Baudeau écrit un mémoire sur le « monopole des blés exercé dans tout le royaume depuis 1770 ». Il y démontre qu’aucun négociant ne peut lutter contre « les commissionnaires du roi trafiquant avec les deniers de son trésor » et vendant à perte, « à très grosse perte ». « Nommez-moi, dit-il, le marchand que vous voudrez, soit étranger, soit national, et je vous le ruine infailliblement le premier[1]. » Aussi le commerce libre, relevé par les réformes de 1763 et 1764, était-il de nouveau désorganisé ; et un ancien condisciple de Turgot, Mgr de Boisgelin, archevêque d’Aix, écrivait très justement à Terray, le 30 décembre 1772 : « Si les approvisionnements faits par le gouvernement sont nuisibles, il ne faut pas qu’ils deviennent nécessaires. Ils sont nuisibles parce qu’ils détruisent le commerce : ils deviennent nécessaires quand le commerce est détruit[2]. » Désastreux pour le pays, ce système était aussi fort onéreux pour le roi, dont les agents-spéculaient très maladroitement, mais avec d’énormes commissions. Ainsi se créa la légende qui, bien après le traité Malisset, persista à accuser le gouvernement d’avoir constitué une compagnie de monopoleurs officiels, coupable de vouloir centraliser entre ses mains et à son profit toutes les opérations sur les grains[3].
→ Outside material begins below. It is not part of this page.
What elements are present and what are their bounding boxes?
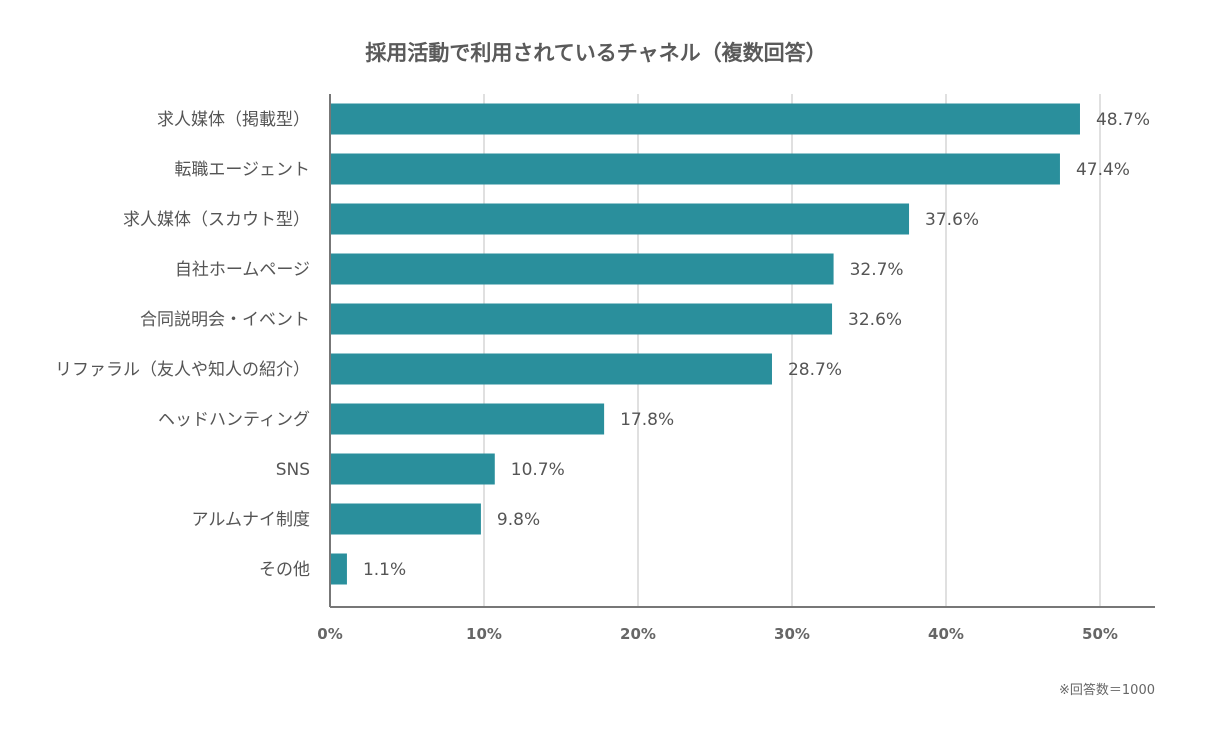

Dès la fin de 1769[4] et par conséquent avant la désastreuse récolte de 1770, avaient paru les Dialogues sur le commerce des blés, de l’abbé Galiani. L’Italien Galiani, qui était alors à Paris comme secrétaire d’ambassade pour le roi de Naples, s’était déjà fait remarquer par un fort bon traité sur la monnaie[5]. Ses Dialogues sont une œuvre
- ↑ Cité par Afanassiev, op. cit., p. 323.
- ↑ Cité par Afanassiev, op. cit., p. 331.
- ↑ Afanassiev, op. cit., pp. 338 et s.
- ↑ On place ordinairement en 1770 les Dialogues sur le commerce des grains. Il est probable que le livre fut postdaté, comme il est de coutume en librairie ; car c’est le 17 janvier 1770 que Turgot répond à l’abbé Morellet, qui lui avait écrit au sujet du volume (Afanassiev, op. cit., p. 236 en note).
- ↑ Della moneta libri cinque, 1750. — Voyez la thèse de M. Gaudemet, Galiani, Paris, Rousseau, 1889.